Her work is strongly influenced by her love for African culture, hence she is constantly looking for ways to celebrate Africa in a modern way. A Tribe Called Zimbabwe is driven by the need to demonstrate that culture is a dynamic, beautiful and cultural expression and entrepreneurship is worth a seat at the business table. Nomakhosazana believes that there is urban energy that exists on the motherland that is not being branded and packaged into products. There is a profitable opportunity to build an African brand that celebrates identity and explores creatively what it means to be an African or Zimbabwean in the 21st Century. She believes that women ought to play a role in realising this vision.
Talking about the challenges she comes across in her manipulation of cowhide, cow horns and rope in creating garments, she cites dealing with copycats who are fond of infringing on the hard-earned intellectual property of others for their unethical benefit. She urges fellow designers and creatives to seek legal advice on protecting their work.
We could not part ways with the award-winning designer without asking a few questions to get an inside of her work and lifelong visions:
GLAMOUR: Why do you do what you do?
I love to dream, and I see fabric, cowhide, concrete, steel as the language of expressing my dreams. Being in the business of making fashion or building is a way to communicate that. I love people and am interested in the spaces in which they are found. My dream is to design and bring to life infrastructure and cultural art forms that not only are masterpieces but speak well in the expression of beauty and the uniqueness of Africa.
What are some of the things you admire the most and are proud of with your work?
I admire my unique commitment to try new things and break rules. I am a bit of a perfectionist so I really pay attention to systems, processes and their details. I think it reflects in my work because I am meticulous about every piece, its concept and the process of its creation.
We admire how you innovatively capture culture and madge it with Architecture in your designs, care to share this ideology?
Architecture is in essence the art of creating habitable spaces and in my view, fashion is also the art of creating intimate spaces. Whereas in architecture one would design a space for multiple people or bodies, in fashion one designs a space for one body. A garment is inhabited by one body and a building is a garment that many bodies inhabit. In this regard, I see no difference between the principles in architecture and those in fashion because both are about tectonic, which is the technique of how materials come together.
Where do you see your brand and works in the next 5 years?
Tribe is a unique brand that intends to carve out its niche in the competitive fashion world and to maintain relevance and creative identity whilst remaining an economically viable business.
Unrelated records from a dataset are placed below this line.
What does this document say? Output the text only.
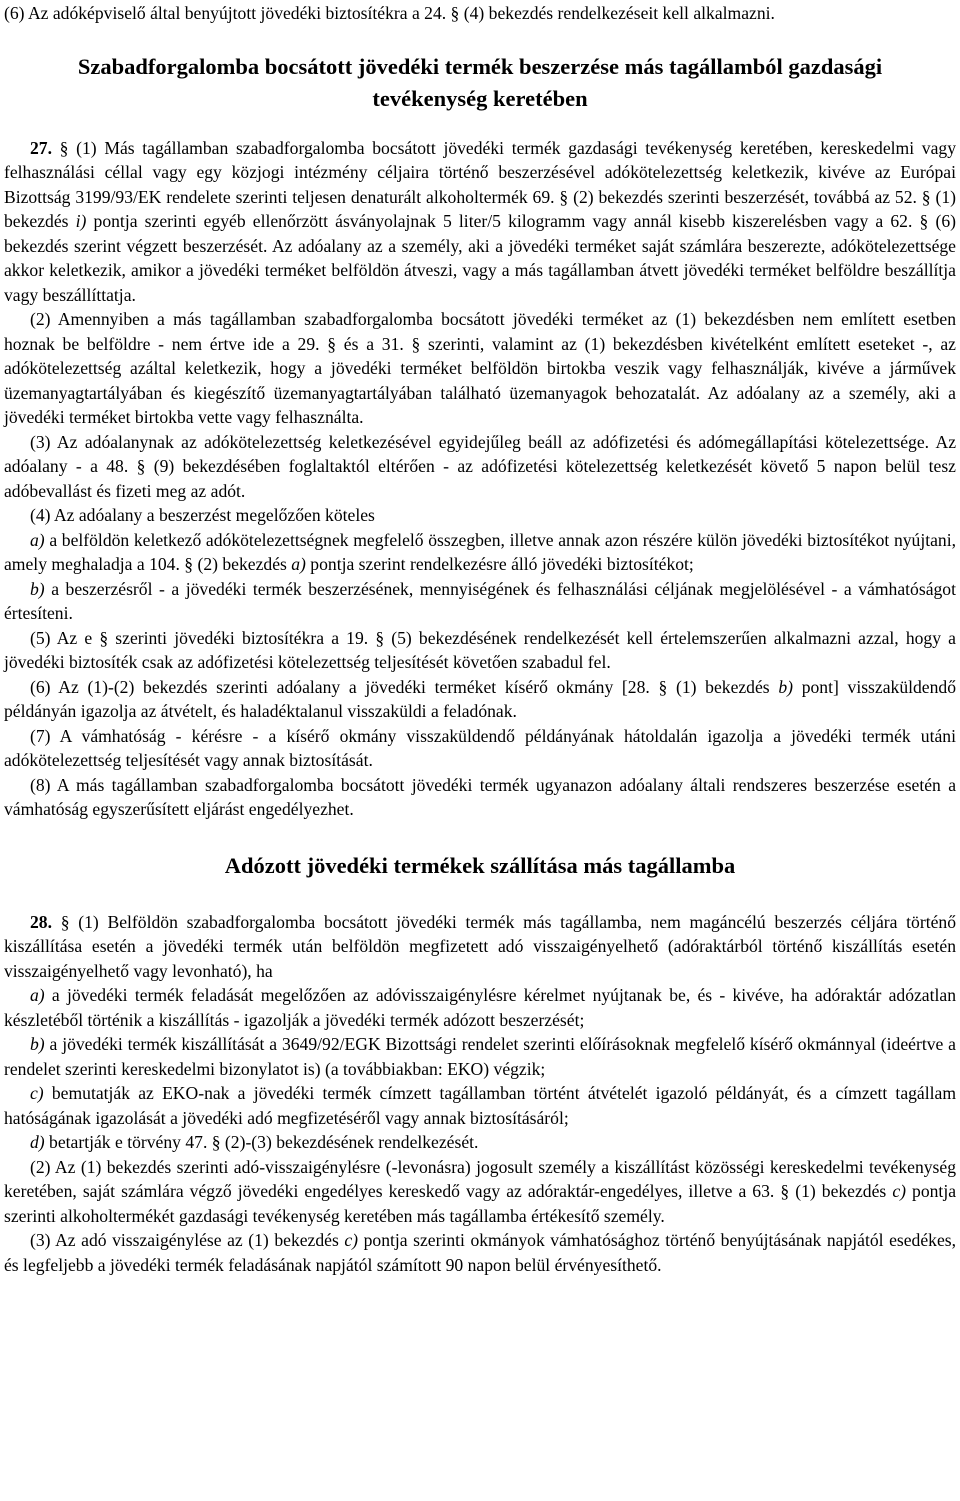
(6) Az adóképviselő által benyújtott jövedéki biztosítékra a 24. § (4) bekezdés rendelkezéseit kell alkalmazni.

Szabadforgalomba bocsátott jövedéki termék beszerzése más tagállamból gazdasági tevékenység keretében

27. § (1) Más tagállamban szabadforgalomba bocsátott jövedéki termék gazdasági tevékenység keretében, kereskedelmi vagy felhasználási céllal vagy egy közjogi intézmény céljaira történő beszerzésével adókötelezettség keletkezik, kivéve az Európai Bizottság 3199/93/EK rendelete szerinti teljesen denaturált alkoholtermék 69. § (2) bekezdés szerinti beszerzését, továbbá az 52. § (1) bekezdés i) pontja szerinti egyéb ellenőrzött ásványolajnak 5 liter/5 kilogramm vagy annál kisebb kiszerelésben vagy a 62. § (6) bekezdés szerint végzett beszerzését. Az adóalany az a személy, aki a jövedéki terméket saját számlára beszerezte, adókötelezettsége akkor keletkezik, amikor a jövedéki terméket belföldön átveszi, vagy a más tagállamban átvett jövedéki terméket belföldre beszállítja vagy beszállíttatja.

(2) Amennyiben a más tagállamban szabadforgalomba bocsátott jövedéki terméket az (1) bekezdésben nem említett esetben hoznak be belföldre - nem értve ide a 29. § és a 31. § szerinti, valamint az (1) bekezdésben kivételként említett eseteket -, az adókötelezettség azáltal keletkezik, hogy a jövedéki terméket belföldön birtokba veszik vagy felhasználják, kivéve a járművek üzemanyagtartályában és kiegészítő üzemanyagtartályában található üzemanyagok behozatalát. Az adóalany az a személy, aki a jövedéki terméket birtokba vette vagy felhasználta.

(3) Az adóalanynak az adókötelezettség keletkezésével egyidejűleg beáll az adófizetési és adómegállapítási kötelezettsége. Az adóalany - a 48. § (9) bekezdésében foglaltaktól eltérően - az adófizetési kötelezettség keletkezését követő 5 napon belül tesz adóbevallást és fizeti meg az adót.

(4) Az adóalany a beszerzést megelőzően köteles

a) a belföldön keletkező adókötelezettségnek megfelelő összegben, illetve annak azon részére külön jövedéki biztosítékot nyújtani, amely meghaladja a 104. § (2) bekezdés a) pontja szerint rendelkezésre álló jövedéki biztosítékot;

b) a beszerzésről - a jövedéki termék beszerzésének, mennyiségének és felhasználási céljának megjelölésével - a vámhatóságot értesíteni.

(5) Az e § szerinti jövedéki biztosítékra a 19. § (5) bekezdésének rendelkezését kell értelemszerűen alkalmazni azzal, hogy a jövedéki biztosíték csak az adófizetési kötelezettség teljesítését követően szabadul fel.

(6) Az (1)-(2) bekezdés szerinti adóalany a jövedéki terméket kísérő okmány [28. § (1) bekezdés b) pont] visszaküldendő példányán igazolja az átvételt, és haladéktalanul visszaküldi a feladónak.

(7) A vámhatóság - kérésre - a kísérő okmány visszaküldendő példányának hátoldalán igazolja a jövedéki termék utáni adókötelezettség teljesítését vagy annak biztosítását.

(8) A más tagállamban szabadforgalomba bocsátott jövedéki termék ugyanazon adóalany általi rendszeres beszerzése esetén a vámhatóság egyszerűsített eljárást engedélyezhet.

Adózott jövedéki termékek szállítása más tagállamba

28. § (1) Belföldön szabadforgalomba bocsátott jövedéki termék más tagállamba, nem magáncélú beszerzés céljára történő kiszállítása esetén a jövedéki termék után belföldön megfizetett adó visszaigényelhető (adóraktárból történő kiszállítás esetén visszaigényelhető vagy levonható), ha

a) a jövedéki termék feladását megelőzően az adóvisszaigénylésre kérelmet nyújtanak be, és - kivéve, ha adóraktár adózatlan készletéből történik a kiszállítás - igazolják a jövedéki termék adózott beszerzését;

b) a jövedéki termék kiszállítását a 3649/92/EGK Bizottsági rendelet szerinti előírásoknak megfelelő kísérő okmánnyal (ideértve a rendelet szerinti kereskedelmi bizonylatot is) (a továbbiakban: EKO) végzik;

c) bemutatják az EKO-nak a jövedéki termék címzett tagállamban történt átvételét igazoló példányát, és a címzett tagállam hatóságának igazolását a jövedéki adó megfizetéséről vagy annak biztosításáról;

d) betartják e törvény 47. § (2)-(3) bekezdésének rendelkezését.

(2) Az (1) bekezdés szerinti adó-visszaigénylésre (-levonásra) jogosult személy a kiszállítást közösségi kereskedelmi tevékenység keretében, saját számlára végző jövedéki engedélyes kereskedő vagy az adóraktár-engedélyes, illetve a 63. § (1) bekezdés c) pontja szerinti alkoholtermékét gazdasági tevékenység keretében más tagállamba értékesítő személy.

(3) Az adó visszaigénylése az (1) bekezdés c) pontja szerinti okmányok vámhatósághoz történő benyújtásának napjától esedékes, és legfeljebb a jövedéki termék feladásának napjától számított 90 napon belül érvényesíthető.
We are always actively learning first-hand how companies are physically structured and examining the logic behind production systems and business operating systems to enable A Tribe Called Zimbabwe to leapfrog over costly fatal mistakes that often plague start-up companies. Our products have gained a market in USA and Europe creating strategic business relationships that will help us share the “Zimbabwean Royal Experience” with global markets through our products. Our vision is to grow into Zimbabwe and Africa’s centrepiece of Afrocentric Apparel and Interiors, mastering the art of translating our African identity and heritage into relevant modern products.
What advice would you give to your younger self?
I grew up quite timid and lived a lot in my head. I was often afraid that my unique/weird otherworldly ideas would make me unpopular so I lived in the shadows. I would definitely tell myself to stop doubting, do more, above all own my voice and space.